When computers became cheaper, they served as the foundation for a variety of industries
In the mid-term perspective, AI advancement will enable products to be produced cheaply and in abundance. This, in turn, will lead to demand quantity increase for the cheaply produced products. That’s just economics: When the price of a product decreases, more people can afford it, and the demand quantity increases. This demand drive might mitigate the severity of the job losses — offsetting it to some degree. Additionally, when certain technologies become cheap, it sparks the creation of completely new industries, in which money is invested and jobs are created. For example, when computers became cheaper, they served as the foundation for a variety of new industries.
According to Moore’s Law, the number of transistors on a microchip doubles every two years; hence, the cost of computers is more or less halved. When computers become cheap, this means that the computational power can be utilized in ways never imagined before: smart watches, smartphones, tablets, smart glasses, smart homes, automotive self-driving systems and more. The fact that this much computational power became available at such a cheap price kick-started whole new industries and application ideas. Consequently, new products and jobs were created to satisfy the growing demand for such novel technology and products. In economic terms, the supply curve shifted, meaning that at any given price, consumers would be able to purchase more of the computational power embedded in various products.
It cannot be refuted that so far humans have been able to create more jobs and income opportunities for an ever-growing population despite the fact that some of the older professions have been replaced by robots and technology. We cannot say for sure, but this trend may continue for the next 50 to 100 years at least.

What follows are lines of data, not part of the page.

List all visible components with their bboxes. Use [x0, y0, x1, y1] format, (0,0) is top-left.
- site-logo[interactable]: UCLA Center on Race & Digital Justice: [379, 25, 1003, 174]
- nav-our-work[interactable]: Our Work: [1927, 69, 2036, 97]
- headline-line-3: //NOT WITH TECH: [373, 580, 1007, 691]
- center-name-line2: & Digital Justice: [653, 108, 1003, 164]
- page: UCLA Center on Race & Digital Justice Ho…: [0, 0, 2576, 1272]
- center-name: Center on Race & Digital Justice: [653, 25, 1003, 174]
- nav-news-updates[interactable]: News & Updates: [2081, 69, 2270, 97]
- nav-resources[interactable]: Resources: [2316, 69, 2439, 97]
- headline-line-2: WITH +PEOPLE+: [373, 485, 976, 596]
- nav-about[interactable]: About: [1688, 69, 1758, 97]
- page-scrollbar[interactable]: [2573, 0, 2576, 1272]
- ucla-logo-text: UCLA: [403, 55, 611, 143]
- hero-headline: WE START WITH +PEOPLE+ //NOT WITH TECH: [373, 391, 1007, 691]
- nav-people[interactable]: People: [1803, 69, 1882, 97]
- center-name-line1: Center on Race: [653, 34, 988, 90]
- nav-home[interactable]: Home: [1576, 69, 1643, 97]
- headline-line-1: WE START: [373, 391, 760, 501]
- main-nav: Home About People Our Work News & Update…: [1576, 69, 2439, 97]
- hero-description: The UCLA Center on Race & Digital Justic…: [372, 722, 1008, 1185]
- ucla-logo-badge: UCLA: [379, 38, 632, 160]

We will witness the creation of industries that are unimaginable now
In the long term, AI will be able to perform more of the tasks that humans do right now, but for AI to replace the majority of the current jobs, it will take 80 to 100 years, maybe even more. Eventually, humans might be pushed out from most traditional jobs, but since we’ve been creating whole new industries and an increasing number of jobs, we might not care at all. Total human replacement is unlikely in the foreseeable future.